They accuse me of snobbery all the time. Latest example, my reluctance to red the Stieg Larsson The Girl (fill in the blank) trilogy (actually officially called The Millennium Trilogy.) My instincts told me it was too, too, popular hot to be much good. However, The Girl With the Dragon Tattoo fell into my lap, and I was taking an airplane trip, so what’s a guy to do?
I do admit to admiring the titles of these volumes (The Girl Who Played with Fire and The Girl Who Kicked the Hornet’s Nest are the other two.), and my heart skips a beat in mourning when I think that Larson expired without knowing that his writing had taken the world by storm. As for the rest, well, I’ve got yes’s and no’s.
First the no’s, since the yes’s are big time. The Girl With The Dragon Tattoo is replete with dead spots. You can skip whole pages without losing an iota of plot character, suspense, or dramatic tension. In fact, skipping some pages will help keep the tension from sagging. The story centers around the fate of a muckraking magazine (Millennium is its title. Perhaps the other books stay attached to this. Don’t know.) The relationship between the two publishers is, to me, never believable. Erika and Michael are long-time friends, both journalists, who teamed up to start the magazine. They have an on-again, off-again sexual relationship. She has an “open marriage” to a sculptor. He’s single, but divorced. Neither seems to mind who or how many the other hooks up with. Doesn’t seem the basis for a long-lasting buddyship to me. Apart from their personal relationship, their business relationship also seems unsustainable. Long periods of absence, work dumped on each other with no explanations. There are some conversations about trust and friendship that I think are meant to explain all this, but they fail to justify it to me. So. Weaknesses abound. Or maybe I’m just not enough of a swinger.
HOWEVER, as a mentor of mine once put it, character can trump nearly everything else, and the character of Lisbeth Salander is one of the marvels of modern popular literature. I envy Larson her creation. Salander is a young (25 years old in the Tattoo) semi-functional semi-idiot-savant social outcast. She “works” as a free-lance investigator for a private security company which occasional takes on “personal investigations,” though its owner prefers the more prosaic and less messy tasks of protecting buildings and providing bodyguards for the prominent and/or wealthy. Salander is so good at her job, though, that she blitzes the results of any other three investigators Milton Security has ever hired.

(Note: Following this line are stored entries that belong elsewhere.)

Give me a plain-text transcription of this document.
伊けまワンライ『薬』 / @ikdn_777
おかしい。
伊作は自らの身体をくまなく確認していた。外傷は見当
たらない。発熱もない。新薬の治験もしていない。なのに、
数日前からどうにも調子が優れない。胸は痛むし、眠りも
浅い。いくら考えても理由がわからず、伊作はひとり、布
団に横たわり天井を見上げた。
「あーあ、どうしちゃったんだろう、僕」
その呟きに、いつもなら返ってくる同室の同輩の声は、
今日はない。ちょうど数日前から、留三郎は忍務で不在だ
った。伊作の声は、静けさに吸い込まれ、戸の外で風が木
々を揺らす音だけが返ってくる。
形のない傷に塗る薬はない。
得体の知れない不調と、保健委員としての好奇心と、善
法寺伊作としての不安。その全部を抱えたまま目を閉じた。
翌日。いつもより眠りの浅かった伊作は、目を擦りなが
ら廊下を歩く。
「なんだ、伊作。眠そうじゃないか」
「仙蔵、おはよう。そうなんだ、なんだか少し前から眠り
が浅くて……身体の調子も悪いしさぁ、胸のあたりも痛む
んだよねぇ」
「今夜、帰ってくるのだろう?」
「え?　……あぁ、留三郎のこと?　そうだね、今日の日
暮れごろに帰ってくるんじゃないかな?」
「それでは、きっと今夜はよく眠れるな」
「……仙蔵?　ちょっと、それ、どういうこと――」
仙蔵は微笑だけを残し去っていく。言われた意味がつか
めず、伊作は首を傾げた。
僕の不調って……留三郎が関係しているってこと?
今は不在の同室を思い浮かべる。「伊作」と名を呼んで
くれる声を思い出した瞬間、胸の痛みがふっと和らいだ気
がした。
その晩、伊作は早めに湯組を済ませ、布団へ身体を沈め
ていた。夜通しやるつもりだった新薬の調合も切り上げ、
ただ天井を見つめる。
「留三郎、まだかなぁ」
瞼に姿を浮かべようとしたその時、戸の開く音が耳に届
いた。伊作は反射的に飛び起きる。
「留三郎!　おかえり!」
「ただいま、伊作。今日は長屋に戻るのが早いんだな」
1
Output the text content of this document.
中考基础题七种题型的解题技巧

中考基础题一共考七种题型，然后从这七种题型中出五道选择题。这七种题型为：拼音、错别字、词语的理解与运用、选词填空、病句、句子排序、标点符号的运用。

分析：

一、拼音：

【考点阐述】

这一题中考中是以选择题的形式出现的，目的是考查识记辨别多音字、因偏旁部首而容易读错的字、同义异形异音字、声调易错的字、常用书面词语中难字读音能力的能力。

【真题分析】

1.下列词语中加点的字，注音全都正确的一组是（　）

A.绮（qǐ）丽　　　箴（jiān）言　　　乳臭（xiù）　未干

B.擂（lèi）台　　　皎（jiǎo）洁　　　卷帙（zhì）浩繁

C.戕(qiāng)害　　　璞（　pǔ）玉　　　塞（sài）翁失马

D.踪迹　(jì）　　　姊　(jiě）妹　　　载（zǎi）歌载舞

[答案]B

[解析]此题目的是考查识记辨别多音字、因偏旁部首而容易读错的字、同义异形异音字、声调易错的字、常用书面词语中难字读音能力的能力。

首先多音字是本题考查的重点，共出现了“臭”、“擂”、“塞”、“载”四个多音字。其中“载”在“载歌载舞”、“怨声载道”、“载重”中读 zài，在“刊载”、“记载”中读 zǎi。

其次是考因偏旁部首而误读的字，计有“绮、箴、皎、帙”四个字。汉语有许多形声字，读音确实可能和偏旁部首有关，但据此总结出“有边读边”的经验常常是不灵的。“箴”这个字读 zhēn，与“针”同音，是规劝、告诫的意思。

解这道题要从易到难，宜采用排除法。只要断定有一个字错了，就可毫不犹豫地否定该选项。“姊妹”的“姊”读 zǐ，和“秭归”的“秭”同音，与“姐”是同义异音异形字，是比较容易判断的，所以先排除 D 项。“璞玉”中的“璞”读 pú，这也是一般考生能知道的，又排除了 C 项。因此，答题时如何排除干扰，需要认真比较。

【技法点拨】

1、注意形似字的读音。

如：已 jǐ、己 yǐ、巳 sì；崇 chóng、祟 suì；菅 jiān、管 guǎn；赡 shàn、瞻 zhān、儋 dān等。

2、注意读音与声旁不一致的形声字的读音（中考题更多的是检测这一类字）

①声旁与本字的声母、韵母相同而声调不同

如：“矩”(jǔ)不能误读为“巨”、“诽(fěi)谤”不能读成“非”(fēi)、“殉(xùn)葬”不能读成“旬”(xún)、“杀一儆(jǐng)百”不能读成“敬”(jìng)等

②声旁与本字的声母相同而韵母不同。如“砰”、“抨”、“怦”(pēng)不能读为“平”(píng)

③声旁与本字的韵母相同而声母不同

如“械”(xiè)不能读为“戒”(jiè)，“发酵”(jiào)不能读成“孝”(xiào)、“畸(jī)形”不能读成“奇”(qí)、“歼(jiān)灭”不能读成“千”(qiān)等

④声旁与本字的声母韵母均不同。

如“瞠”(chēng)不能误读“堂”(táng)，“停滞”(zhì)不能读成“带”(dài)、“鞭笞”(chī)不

Thus it is that she gets involved with Millennium, and its (male) publisher during the fallout from a libel suit. There are some (I would call them) creepy aspects of Swedish law that require guardians to be appointed for people—even adults—who are deemed psychologically odd and anti-social—both of which are definitely aspects of Salander’s character. Both the character elements and the legal complications of the guardianship play prominent roles in the plot. And the plot is a doozy. There’s a brutal family saga involving a missing (murdered?) heiress. And I mean missing. 40 years. All of these are plot-counterplot to the situation surrounding the Millennium lawsuit and its connection with an international criminal billionaire. There is, of course, romance of some of the weirdest imaginable. Not kinky, just the would-this-really-happen kind. Well, there is some kinky, but it’s either subplot or doesn’t directly involve our protagonists.
All in all, then, we have a good, though not great, mystery novel, centering around a unique, superbly conceived and created character. Despite its considerable shortcomings, The Girl With The Dragon Tattoo is well worth the read just to meet Lisbeth Salander, who is perhaps the most original literary human (outside of Grace AnnaDarco in the Saving Grace TV series) so far in this century.
And as for all those who accuse me of snobbery. They’re ALL—I mean ALL—reading this series. I guess the third, The Girl Who Kicked the Hornet’s Nest, is about to be released as “a major motion picture,” so this popular wave seems to be building into a tsunami. Not entirely undeserved, either. As long as it keeps people reading and keeps books selling, why should I quarrel? They’re certainly not garbage, these books, and maybe somewhere up or down there, Stieg Larson is able to enjoy some fragment of his posthumous fame. Hope so. By all accounts, his own life and mysterious death in 2004 were as full of intrigue as these novels.